In short, the loss of the illusive fact, though disorienting, could also be a step towards a better life. Not to mention it is a step towards the truth, and just so in this aspect, desirable. It leaves us much freer to intellectual exploration; ideas and truths can be sought without the fear of outstepping accepted-as-indubitable facts. In a world with issues such as ours, this could prove essential. But still, as people, to be able to think effectively we do need a certain frame of thought. Fact has fulfilled this role, but if we are approaching “an age without fact,” we need a new, more solid and less oppressive, frame of thought. The dangers of not having one would be utter intellectual erring, or worse, the choice by default of an even worse frame of thinking.
In the light of our new freedom of thought, and to fulfill the conditions of a new frame of thought, I would like to see a habilitation of human facts as the center of our thinking. For the sake of explanation we can lump these into two categories, private and interpersonal truths. The first can be true for a person and not for another, they are private, and respectively can only have a corresponding level of validity, but which should nonetheless be respected. The second are true for pretty much everyone, but only in a human and non-scientific way. Interpersonal truths should have about the same validity as scientific truths do today, but of course, due to their interpersonal nature, would be prescribed in a different way. They are not strictly objective. These are the truths dictated by human nature, of human needs and desires. They include positive ones, like empathy and self-fulfillment, but also the negative ones, like hate and greed.
This implies that greater trust must be given to individual judgment, as well as to the human intelligences which are usually repressed or hidden rather than understood. These include the various intuitions, emotions, spirituality etc; the capacities which as living beings are often our greatest source of intelligence. This is a re-centering of ethics around the individual, and not the fact.
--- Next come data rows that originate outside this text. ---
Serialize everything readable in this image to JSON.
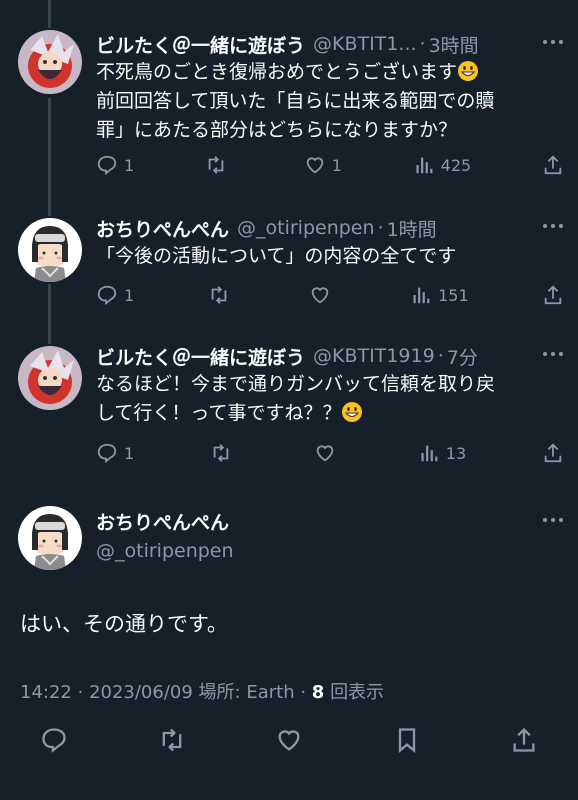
{
  "tweets": [
    {
      "name": "ビルたく＠一緒に遊ぼう",
      "handle": "@KBTIT1...",
      "time": "3時間",
      "text_line1": "不死鳥のごとき復帰おめでとうございます",
      "text_line2": "前回回答して頂いた「自らに出来る範囲での贖",
      "text_line3": "罪」にあたる部分はどちらになりますか？",
      "replies": "1",
      "retweets": "",
      "likes": "1",
      "views": "425"
    },
    {
      "name": "おちりぺんぺん",
      "handle": "@_otiripenpen",
      "time": "1時間",
      "text_line1": "「今後の活動について」の内容の全てです",
      "replies": "1",
      "retweets": "",
      "likes": "",
      "views": "151"
    },
    {
      "name": "ビルたく＠一緒に遊ぼう",
      "handle": "@KBTIT1919",
      "time": "7分",
      "text_line1": "なるほど！今まで通りガンバッて信頼を取り戻",
      "text_line2": "して行く！って事ですね？？",
      "replies": "1",
      "retweets": "",
      "likes": "",
      "views": "13"
    }
  ],
  "main_tweet": {
    "name": "おちりぺんぺん",
    "handle": "@_otiripenpen",
    "text": "はい、その通りです。",
    "time": "14:22",
    "date": "2023/06/09",
    "location": "場所: Earth",
    "views_count": "8",
    "views_label": "回表示"
  },
  "icons": [
    "reply-icon",
    "retweet-icon",
    "like-icon",
    "views-icon",
    "share-icon",
    "more-icon",
    "grinning-emoji"
  ],
  "colors": {
    "background": "#15202b",
    "text": "#f7f9f9",
    "muted": "#8b98a5",
    "thread": "#38444d"
  }
}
Though the fact is important, its prominence over the individual has attained a level of absurdity and so should be re-contextualized, and in any case, if a fact is truly important to us, it is because it is somehow linked to certain human values. We implicitly function around human values today, but in too much of an indirect manner.
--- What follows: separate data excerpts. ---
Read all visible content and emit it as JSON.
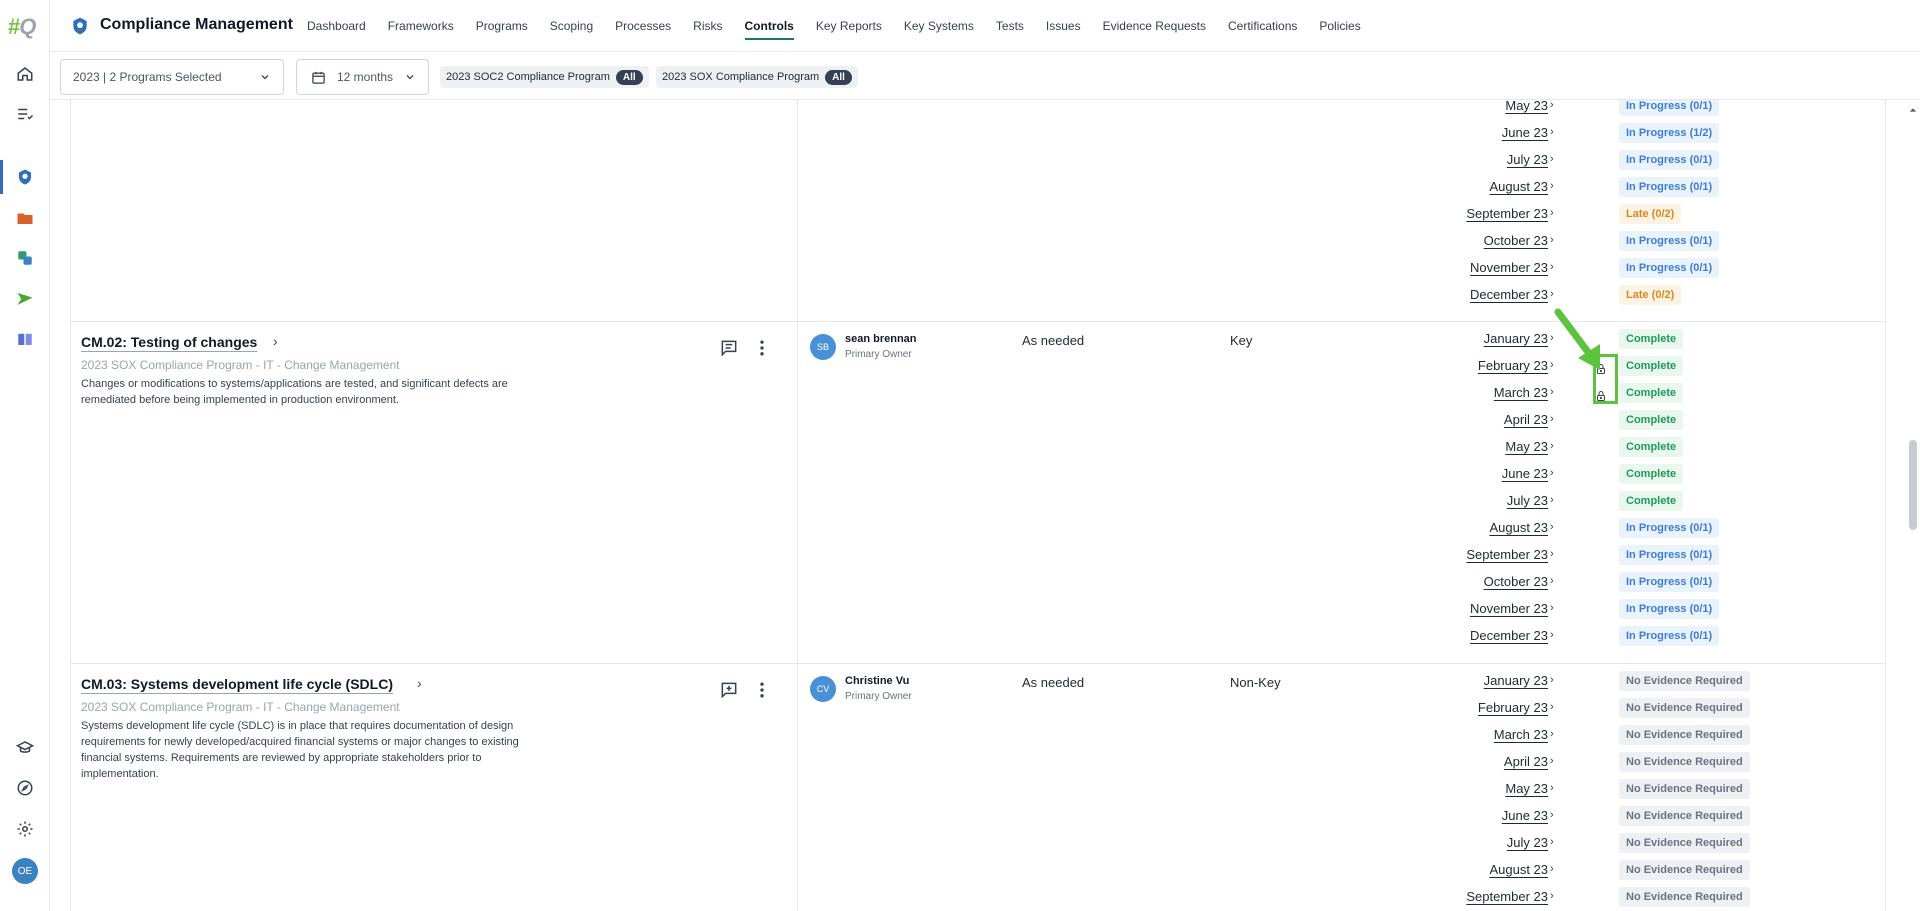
{
  "app": {
    "title": "Compliance Management"
  },
  "nav": [
    {
      "label": "Dashboard"
    },
    {
      "label": "Frameworks"
    },
    {
      "label": "Programs"
    },
    {
      "label": "Scoping"
    },
    {
      "label": "Processes"
    },
    {
      "label": "Risks"
    },
    {
      "label": "Controls",
      "active": true
    },
    {
      "label": "Key Reports"
    },
    {
      "label": "Key Systems"
    },
    {
      "label": "Tests"
    },
    {
      "label": "Issues"
    },
    {
      "label": "Evidence Requests"
    },
    {
      "label": "Certifications"
    },
    {
      "label": "Policies"
    }
  ],
  "filters": {
    "program_select": "2023 | 2 Programs Selected",
    "period_select": "12 months",
    "chips": [
      {
        "label": "2023 SOC2 Compliance Program",
        "tag": "All"
      },
      {
        "label": "2023 SOX Compliance Program",
        "tag": "All"
      }
    ]
  },
  "user": {
    "initials": "OE"
  },
  "prev_rows": [
    {
      "period": "May 23",
      "status": "In Progress (0/1)",
      "kind": "inprogress"
    },
    {
      "period": "June 23",
      "status": "In Progress (1/2)",
      "kind": "inprogress"
    },
    {
      "period": "July 23",
      "status": "In Progress (0/1)",
      "kind": "inprogress"
    },
    {
      "period": "August 23",
      "status": "In Progress (0/1)",
      "kind": "inprogress"
    },
    {
      "period": "September 23",
      "status": "Late (0/2)",
      "kind": "late"
    },
    {
      "period": "October 23",
      "status": "In Progress (0/1)",
      "kind": "inprogress"
    },
    {
      "period": "November 23",
      "status": "In Progress (0/1)",
      "kind": "inprogress"
    },
    {
      "period": "December 23",
      "status": "Late (0/2)",
      "kind": "late"
    }
  ],
  "controls": [
    {
      "title": "CM.02: Testing of changes",
      "subtitle": "2023 SOX Compliance Program - IT - Change Management",
      "description": "Changes or modifications to systems/applications are tested, and significant defects are remediated before being implemented in production environment.",
      "owner_initials": "SB",
      "owner_name": "sean brennan",
      "owner_role": "Primary Owner",
      "frequency": "As needed",
      "key": "Key",
      "periods": [
        {
          "period": "January 23",
          "status": "Complete",
          "kind": "complete"
        },
        {
          "period": "February 23",
          "status": "Complete",
          "kind": "complete",
          "locked": true
        },
        {
          "period": "March 23",
          "status": "Complete",
          "kind": "complete",
          "locked": true
        },
        {
          "period": "April 23",
          "status": "Complete",
          "kind": "complete"
        },
        {
          "period": "May 23",
          "status": "Complete",
          "kind": "complete"
        },
        {
          "period": "June 23",
          "status": "Complete",
          "kind": "complete"
        },
        {
          "period": "July 23",
          "status": "Complete",
          "kind": "complete"
        },
        {
          "period": "August 23",
          "status": "In Progress (0/1)",
          "kind": "inprogress"
        },
        {
          "period": "September 23",
          "status": "In Progress (0/1)",
          "kind": "inprogress"
        },
        {
          "period": "October 23",
          "status": "In Progress (0/1)",
          "kind": "inprogress"
        },
        {
          "period": "November 23",
          "status": "In Progress (0/1)",
          "kind": "inprogress"
        },
        {
          "period": "December 23",
          "status": "In Progress (0/1)",
          "kind": "inprogress"
        }
      ]
    },
    {
      "title": "CM.03: Systems development life cycle (SDLC)",
      "subtitle": "2023 SOX Compliance Program - IT - Change Management",
      "description": "Systems development life cycle (SDLC) is in place that requires documentation of design requirements for newly developed/acquired financial systems or major changes to existing financial systems. Requirements are reviewed by appropriate stakeholders prior to implementation.",
      "owner_initials": "CV",
      "owner_name": "Christine Vu",
      "owner_role": "Primary Owner",
      "frequency": "As needed",
      "key": "Non-Key",
      "periods": [
        {
          "period": "January 23",
          "status": "No Evidence Required",
          "kind": "none"
        },
        {
          "period": "February 23",
          "status": "No Evidence Required",
          "kind": "none"
        },
        {
          "period": "March 23",
          "status": "No Evidence Required",
          "kind": "none"
        },
        {
          "period": "April 23",
          "status": "No Evidence Required",
          "kind": "none"
        },
        {
          "period": "May 23",
          "status": "No Evidence Required",
          "kind": "none"
        },
        {
          "period": "June 23",
          "status": "No Evidence Required",
          "kind": "none"
        },
        {
          "period": "July 23",
          "status": "No Evidence Required",
          "kind": "none"
        },
        {
          "period": "August 23",
          "status": "No Evidence Required",
          "kind": "none"
        },
        {
          "period": "September 23",
          "status": "No Evidence Required",
          "kind": "none"
        }
      ]
    }
  ]
}
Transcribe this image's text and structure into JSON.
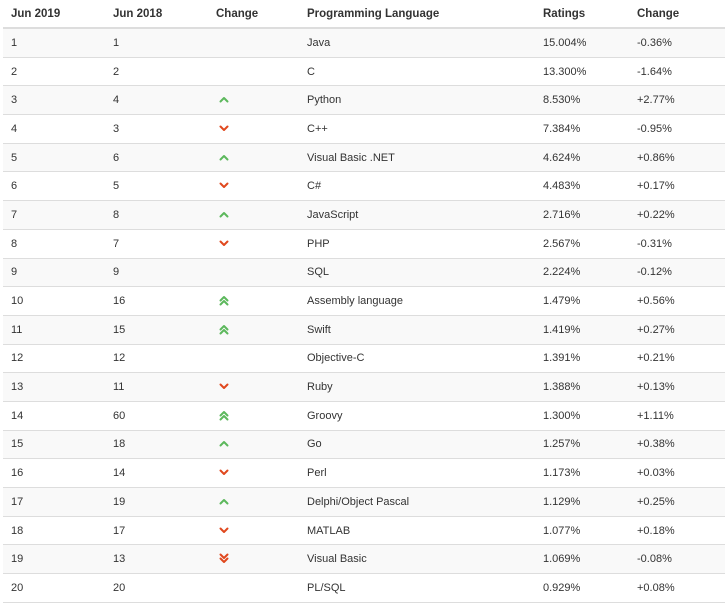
{
  "table": {
    "headers": [
      "Jun 2019",
      "Jun 2018",
      "Change",
      "Programming Language",
      "Ratings",
      "Change"
    ],
    "rows": [
      {
        "rank_2019": "1",
        "rank_2018": "1",
        "trend": "none",
        "language": "Java",
        "rating": "15.004%",
        "change": "-0.36%"
      },
      {
        "rank_2019": "2",
        "rank_2018": "2",
        "trend": "none",
        "language": "C",
        "rating": "13.300%",
        "change": "-1.64%"
      },
      {
        "rank_2019": "3",
        "rank_2018": "4",
        "trend": "up",
        "language": "Python",
        "rating": "8.530%",
        "change": "+2.77%"
      },
      {
        "rank_2019": "4",
        "rank_2018": "3",
        "trend": "down",
        "language": "C++",
        "rating": "7.384%",
        "change": "-0.95%"
      },
      {
        "rank_2019": "5",
        "rank_2018": "6",
        "trend": "up",
        "language": "Visual Basic .NET",
        "rating": "4.624%",
        "change": "+0.86%"
      },
      {
        "rank_2019": "6",
        "rank_2018": "5",
        "trend": "down",
        "language": "C#",
        "rating": "4.483%",
        "change": "+0.17%"
      },
      {
        "rank_2019": "7",
        "rank_2018": "8",
        "trend": "up",
        "language": "JavaScript",
        "rating": "2.716%",
        "change": "+0.22%"
      },
      {
        "rank_2019": "8",
        "rank_2018": "7",
        "trend": "down",
        "language": "PHP",
        "rating": "2.567%",
        "change": "-0.31%"
      },
      {
        "rank_2019": "9",
        "rank_2018": "9",
        "trend": "none",
        "language": "SQL",
        "rating": "2.224%",
        "change": "-0.12%"
      },
      {
        "rank_2019": "10",
        "rank_2018": "16",
        "trend": "up2",
        "language": "Assembly language",
        "rating": "1.479%",
        "change": "+0.56%"
      },
      {
        "rank_2019": "11",
        "rank_2018": "15",
        "trend": "up2",
        "language": "Swift",
        "rating": "1.419%",
        "change": "+0.27%"
      },
      {
        "rank_2019": "12",
        "rank_2018": "12",
        "trend": "none",
        "language": "Objective-C",
        "rating": "1.391%",
        "change": "+0.21%"
      },
      {
        "rank_2019": "13",
        "rank_2018": "11",
        "trend": "down",
        "language": "Ruby",
        "rating": "1.388%",
        "change": "+0.13%"
      },
      {
        "rank_2019": "14",
        "rank_2018": "60",
        "trend": "up2",
        "language": "Groovy",
        "rating": "1.300%",
        "change": "+1.11%"
      },
      {
        "rank_2019": "15",
        "rank_2018": "18",
        "trend": "up",
        "language": "Go",
        "rating": "1.257%",
        "change": "+0.38%"
      },
      {
        "rank_2019": "16",
        "rank_2018": "14",
        "trend": "down",
        "language": "Perl",
        "rating": "1.173%",
        "change": "+0.03%"
      },
      {
        "rank_2019": "17",
        "rank_2018": "19",
        "trend": "up",
        "language": "Delphi/Object Pascal",
        "rating": "1.129%",
        "change": "+0.25%"
      },
      {
        "rank_2019": "18",
        "rank_2018": "17",
        "trend": "down",
        "language": "MATLAB",
        "rating": "1.077%",
        "change": "+0.18%"
      },
      {
        "rank_2019": "19",
        "rank_2018": "13",
        "trend": "down2",
        "language": "Visual Basic",
        "rating": "1.069%",
        "change": "-0.08%"
      },
      {
        "rank_2019": "20",
        "rank_2018": "20",
        "trend": "none",
        "language": "PL/SQL",
        "rating": "0.929%",
        "change": "+0.08%"
      }
    ]
  },
  "icons": {
    "up": "chevron-up-icon",
    "up2": "double-chevron-up-icon",
    "down": "chevron-down-icon",
    "down2": "double-chevron-down-icon"
  },
  "colors": {
    "up": "#5cb85c",
    "down": "#e0481e",
    "text": "#333333",
    "row_stripe": "#f9f9f9",
    "border": "#dddddd"
  }
}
To prescribe the project I just described seems quasi-impossible, or at least incredibly vague. And I'm pretty sure that it is impossible to create a systematic implementation of it, even if it were clearly defined, because of its very human and non objective nature. It would have to respect each person's individual freedom. In the mean time, in spite of this, I would like to attempt a step forward. We cannot aim directly towards a more human society, but we can make ourselves think in a more human way. Since such a human-centered system would emerge through the free choice of the collectivity of individuals, I think it would surely be beneficial to rethink a big element in the directing of this choice, our private and collective notions of “personal interest.”
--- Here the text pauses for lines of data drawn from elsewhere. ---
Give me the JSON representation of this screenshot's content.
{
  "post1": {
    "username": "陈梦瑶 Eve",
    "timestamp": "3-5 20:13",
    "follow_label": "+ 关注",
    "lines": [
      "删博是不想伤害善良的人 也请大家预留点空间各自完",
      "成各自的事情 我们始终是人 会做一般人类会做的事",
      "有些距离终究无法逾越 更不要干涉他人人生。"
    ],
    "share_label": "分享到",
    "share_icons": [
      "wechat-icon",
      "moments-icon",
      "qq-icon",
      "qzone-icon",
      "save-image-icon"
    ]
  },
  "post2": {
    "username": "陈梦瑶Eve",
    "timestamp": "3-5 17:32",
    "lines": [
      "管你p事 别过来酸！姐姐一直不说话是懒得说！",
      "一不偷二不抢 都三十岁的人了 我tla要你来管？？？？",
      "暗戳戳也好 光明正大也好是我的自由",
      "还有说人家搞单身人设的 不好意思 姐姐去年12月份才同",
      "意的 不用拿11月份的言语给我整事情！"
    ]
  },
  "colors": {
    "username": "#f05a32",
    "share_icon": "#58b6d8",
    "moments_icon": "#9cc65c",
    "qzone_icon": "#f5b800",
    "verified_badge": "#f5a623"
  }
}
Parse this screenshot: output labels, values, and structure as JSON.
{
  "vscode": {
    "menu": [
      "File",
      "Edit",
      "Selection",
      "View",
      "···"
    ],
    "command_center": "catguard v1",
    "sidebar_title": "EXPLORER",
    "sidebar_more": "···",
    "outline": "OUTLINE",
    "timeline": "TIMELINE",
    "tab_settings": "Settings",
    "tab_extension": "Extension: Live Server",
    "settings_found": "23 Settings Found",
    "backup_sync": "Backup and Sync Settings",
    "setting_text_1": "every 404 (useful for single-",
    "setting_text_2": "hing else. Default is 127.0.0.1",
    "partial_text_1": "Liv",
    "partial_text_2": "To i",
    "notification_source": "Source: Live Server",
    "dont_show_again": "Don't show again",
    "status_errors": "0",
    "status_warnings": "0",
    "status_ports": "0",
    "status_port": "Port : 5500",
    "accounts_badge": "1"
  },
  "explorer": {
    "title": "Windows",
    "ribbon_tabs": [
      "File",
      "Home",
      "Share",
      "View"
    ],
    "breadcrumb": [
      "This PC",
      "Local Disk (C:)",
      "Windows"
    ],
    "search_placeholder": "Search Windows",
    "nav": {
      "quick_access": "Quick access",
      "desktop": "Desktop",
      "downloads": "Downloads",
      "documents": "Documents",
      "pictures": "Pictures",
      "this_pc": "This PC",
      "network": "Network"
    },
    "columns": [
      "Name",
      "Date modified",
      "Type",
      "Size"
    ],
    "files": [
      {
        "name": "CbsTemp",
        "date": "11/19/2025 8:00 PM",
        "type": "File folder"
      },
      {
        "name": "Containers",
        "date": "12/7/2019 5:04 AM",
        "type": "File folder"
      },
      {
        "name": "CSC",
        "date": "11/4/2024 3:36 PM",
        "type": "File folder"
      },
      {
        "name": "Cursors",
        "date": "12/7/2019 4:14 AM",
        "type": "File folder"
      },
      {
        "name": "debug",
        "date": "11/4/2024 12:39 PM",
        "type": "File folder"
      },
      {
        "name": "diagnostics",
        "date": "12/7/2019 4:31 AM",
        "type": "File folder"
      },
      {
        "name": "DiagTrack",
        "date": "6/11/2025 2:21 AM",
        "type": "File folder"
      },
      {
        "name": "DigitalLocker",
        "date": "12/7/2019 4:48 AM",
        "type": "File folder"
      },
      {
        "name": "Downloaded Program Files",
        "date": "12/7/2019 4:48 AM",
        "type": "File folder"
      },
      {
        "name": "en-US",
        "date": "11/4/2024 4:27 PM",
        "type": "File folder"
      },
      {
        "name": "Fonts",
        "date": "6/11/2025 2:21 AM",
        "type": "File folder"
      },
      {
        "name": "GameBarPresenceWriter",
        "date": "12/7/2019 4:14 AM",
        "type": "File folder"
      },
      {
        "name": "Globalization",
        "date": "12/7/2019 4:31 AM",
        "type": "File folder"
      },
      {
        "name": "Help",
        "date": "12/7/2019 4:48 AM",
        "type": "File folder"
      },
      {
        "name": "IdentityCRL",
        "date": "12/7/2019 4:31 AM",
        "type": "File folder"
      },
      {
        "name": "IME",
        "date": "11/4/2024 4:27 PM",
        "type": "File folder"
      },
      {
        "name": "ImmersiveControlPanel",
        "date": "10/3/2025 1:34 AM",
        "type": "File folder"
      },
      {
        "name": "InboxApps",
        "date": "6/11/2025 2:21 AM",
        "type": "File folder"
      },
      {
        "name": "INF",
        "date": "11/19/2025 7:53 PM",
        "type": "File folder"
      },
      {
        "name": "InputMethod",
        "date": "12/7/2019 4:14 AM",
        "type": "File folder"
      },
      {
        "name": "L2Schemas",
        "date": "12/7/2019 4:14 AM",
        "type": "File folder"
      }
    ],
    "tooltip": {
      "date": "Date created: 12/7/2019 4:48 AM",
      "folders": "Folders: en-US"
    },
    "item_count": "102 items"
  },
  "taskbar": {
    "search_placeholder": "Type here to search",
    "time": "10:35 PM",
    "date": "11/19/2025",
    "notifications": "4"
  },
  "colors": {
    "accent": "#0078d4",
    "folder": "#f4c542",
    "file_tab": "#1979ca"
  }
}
This notion which guides our actions and shapes the courses of our lives is generally misunderstood today, and thus wreaks havoc on our world. Thinking about it is easy enough and accessible to anybody, and its practical concreteness makes it a much more approachable project than the abstract human-centered society referred to earlier. In an idealist perspective, we can justify that if the greater good follows from everyone pursuing their profoundly best interest, logically, a project of clarifying these interests would be key to this greater good. In a practical sense, such a reflection would give people better awareness of their actions and goals, and hence the ability to choose them more carefully, and so if nothing else, greater personal awareness and freedom. The feeling of personal interest is probably the oldest guiding thought of people; with the unprecedented level of material ease possible today it deserves some attention and maybe a bit of education (because it is still centered on survival, and maybe desire as a secondary one, not the notion of living a good life).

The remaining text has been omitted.